Mercedes-Benz ist seit Jahrzehnten für solide und luxuriöse Automobile bekannt. Dies galt in den 1970ern noch mehr als heute, zumal sich die Schwaben damals noch nicht in einer Vielzahl von Modellreihen verzettelten. Es gab die E-Klasse (W123), die S-Klasse (W116), den SL (R107), den SLC (C107) und die Präsidentenlimousine 600 (W100). Daneben bot man einige Nutzfahrzeuge und natürlich Lastkraftwagen an. Das war’s, übersichtlich und schnell erzählt. 1969 begann jedoch die Entwicklung einer völlig neuen Fahrzeuggattung, deren Anstoss der Schah von Persien gab. Er wünschte für sein Militär ein leichtes und äußerst belastbares Geländefahrzeug mit der Möglichkeit, verschiedene Aufbauten zu montieren. In Stuttgart erkannte man schnell, dass auf dieser Basis auch eine zivile Variante denkbar wäre und holte sich die Experten von Steyr-Daimler-Puch aus Österreich mit ins Boot. Letztlich wurde der angekündigte Großauftrag aus Persien aus verschiedenen Gründen nie konkretisiert, dafür rollte aber mit dem neuen G-Modell ein Fahrzeug auf die automobile Bühne, das sich in den folgenden vier Jahrzehnten Legendenstatus erwarb.

Bereits bei der offiziellen Pressepremiere vom 4. bis 9. Februar 1979 im französischen Toulon konnte der W460, wie der G als Baureihe anfangs intern hieß, alle Kritiker zum Schweigen bringen.

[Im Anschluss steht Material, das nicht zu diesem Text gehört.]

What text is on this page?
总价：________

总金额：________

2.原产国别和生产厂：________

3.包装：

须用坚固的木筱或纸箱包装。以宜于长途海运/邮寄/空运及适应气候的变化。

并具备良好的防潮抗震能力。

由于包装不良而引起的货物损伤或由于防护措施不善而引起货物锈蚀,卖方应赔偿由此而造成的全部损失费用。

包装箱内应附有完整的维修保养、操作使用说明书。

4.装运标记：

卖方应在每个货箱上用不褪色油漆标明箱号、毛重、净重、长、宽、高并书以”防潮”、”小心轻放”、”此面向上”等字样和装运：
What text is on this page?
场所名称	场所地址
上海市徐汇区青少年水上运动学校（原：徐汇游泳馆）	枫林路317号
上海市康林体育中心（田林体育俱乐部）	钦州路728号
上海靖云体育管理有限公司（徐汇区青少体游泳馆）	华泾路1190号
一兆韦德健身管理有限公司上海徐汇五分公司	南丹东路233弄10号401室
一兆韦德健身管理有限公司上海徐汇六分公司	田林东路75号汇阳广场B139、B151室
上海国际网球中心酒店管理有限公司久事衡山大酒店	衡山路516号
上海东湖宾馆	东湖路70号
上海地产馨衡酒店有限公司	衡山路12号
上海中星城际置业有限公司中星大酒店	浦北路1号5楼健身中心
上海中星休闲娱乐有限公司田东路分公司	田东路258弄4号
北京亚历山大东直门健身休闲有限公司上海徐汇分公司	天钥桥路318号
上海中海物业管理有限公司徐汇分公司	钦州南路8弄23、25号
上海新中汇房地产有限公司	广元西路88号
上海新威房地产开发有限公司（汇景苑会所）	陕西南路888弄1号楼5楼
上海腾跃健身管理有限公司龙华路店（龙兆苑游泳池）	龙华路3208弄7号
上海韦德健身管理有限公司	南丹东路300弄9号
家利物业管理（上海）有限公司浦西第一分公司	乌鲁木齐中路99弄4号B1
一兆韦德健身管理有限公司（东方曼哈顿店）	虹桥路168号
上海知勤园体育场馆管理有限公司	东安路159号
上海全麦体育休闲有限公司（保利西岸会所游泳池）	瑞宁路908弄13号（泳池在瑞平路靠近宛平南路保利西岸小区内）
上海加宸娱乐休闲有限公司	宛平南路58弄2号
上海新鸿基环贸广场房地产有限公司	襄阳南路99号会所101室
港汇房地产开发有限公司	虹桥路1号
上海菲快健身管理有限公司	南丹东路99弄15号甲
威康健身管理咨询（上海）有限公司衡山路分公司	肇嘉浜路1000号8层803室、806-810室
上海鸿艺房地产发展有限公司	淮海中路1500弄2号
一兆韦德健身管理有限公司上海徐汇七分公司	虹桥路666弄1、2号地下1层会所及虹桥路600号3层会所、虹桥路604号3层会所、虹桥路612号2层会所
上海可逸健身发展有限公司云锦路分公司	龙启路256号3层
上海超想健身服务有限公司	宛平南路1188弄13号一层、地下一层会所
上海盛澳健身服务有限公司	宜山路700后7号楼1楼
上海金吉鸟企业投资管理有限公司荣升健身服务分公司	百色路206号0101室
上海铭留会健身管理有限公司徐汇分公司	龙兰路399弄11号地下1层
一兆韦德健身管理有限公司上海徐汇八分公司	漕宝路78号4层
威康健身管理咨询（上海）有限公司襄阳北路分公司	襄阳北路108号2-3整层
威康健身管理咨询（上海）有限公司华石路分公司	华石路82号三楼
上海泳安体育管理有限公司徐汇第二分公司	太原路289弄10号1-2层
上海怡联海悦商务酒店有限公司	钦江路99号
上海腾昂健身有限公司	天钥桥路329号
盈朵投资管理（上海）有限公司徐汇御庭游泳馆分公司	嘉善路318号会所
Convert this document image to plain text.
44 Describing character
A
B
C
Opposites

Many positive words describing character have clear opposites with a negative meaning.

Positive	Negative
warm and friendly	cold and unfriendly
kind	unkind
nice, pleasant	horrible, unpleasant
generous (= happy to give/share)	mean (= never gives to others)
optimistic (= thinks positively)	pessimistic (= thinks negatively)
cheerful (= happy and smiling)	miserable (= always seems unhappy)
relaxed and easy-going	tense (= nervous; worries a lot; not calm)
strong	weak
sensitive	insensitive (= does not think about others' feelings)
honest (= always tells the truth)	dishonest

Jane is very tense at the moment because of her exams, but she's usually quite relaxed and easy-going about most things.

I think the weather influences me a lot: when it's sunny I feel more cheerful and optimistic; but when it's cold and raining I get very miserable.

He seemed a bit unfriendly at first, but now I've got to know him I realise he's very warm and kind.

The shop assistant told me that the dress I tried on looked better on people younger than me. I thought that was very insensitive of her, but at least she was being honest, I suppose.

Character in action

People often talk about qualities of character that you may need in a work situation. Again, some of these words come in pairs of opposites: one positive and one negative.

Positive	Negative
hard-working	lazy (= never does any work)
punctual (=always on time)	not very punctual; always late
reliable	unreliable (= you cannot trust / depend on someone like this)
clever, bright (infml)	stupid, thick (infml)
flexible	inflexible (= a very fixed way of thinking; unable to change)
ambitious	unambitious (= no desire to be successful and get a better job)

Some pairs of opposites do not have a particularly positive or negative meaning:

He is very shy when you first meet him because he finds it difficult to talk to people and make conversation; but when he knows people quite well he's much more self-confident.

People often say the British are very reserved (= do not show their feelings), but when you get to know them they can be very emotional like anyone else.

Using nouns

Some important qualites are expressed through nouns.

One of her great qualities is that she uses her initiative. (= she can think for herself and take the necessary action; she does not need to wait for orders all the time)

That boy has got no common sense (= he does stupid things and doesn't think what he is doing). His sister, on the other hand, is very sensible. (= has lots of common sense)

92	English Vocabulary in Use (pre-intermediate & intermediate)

Für den zivilen Verkauf bot Mercedes-Benz neben der dreitürigen (2,40 Meter Radstand) und der fünftürigen Aufbauform (2,85 Meter Radstand) mit festem Dach auch ein Cabrio, einen Pickup und verschiedene Versionen mit verblechtem Heck als Transportfahrzeuge an. Zudem konnten Karosseriebauer auch halbbestückte Chassis erwerben und eigene Aufbauten verwirklichen. Gemeinsam haben sie, dass sie im rauhen Gelände deutlich weiter kommen als viele Mitbewerber. Dafür sorgte das Team von Ingenieuren und Designern bereits während der Entwicklung, indem sie große Böschungswinkel vor den Rädern und eine hohe Fahrzeughöhe mit einem kantigen und dennoch gefälligen Styling verknüpften. Gemeinsam mit Steyr-Daimler-Puch gründete Mercedes-Benz 1977 die Geländefahrzeug Gesellschaft (GfG) mit Sitz in Graz, wo von Anfang an alle G-Modelle entstehen. Parallel zum zivilen W460 entsteht der W461 für Militärkunden, Behörden und Kommunen in aller Welt. Bei der deutschen Bundeswehr läuft der G beispielsweise als Wolf. Ab 1990 entfällt der W460 zugunsten des deutlich verbesserten und vor allem ausstattungsseitig aufgewerteten W463, während der W461 nun auch zivilen Kunden wie beispielsweise Jägern und Förstern angeboten wurde. Wer nun die Baunummer W462 dazwischen vermisst: Damit wurden CKD-Bausätze (Completely Knocked Down) der Militärvariante bezeichnet, die in Graz produziert, dann zerlegt und in Ländern wie Griechenland wieder zusammengesetzt wurden.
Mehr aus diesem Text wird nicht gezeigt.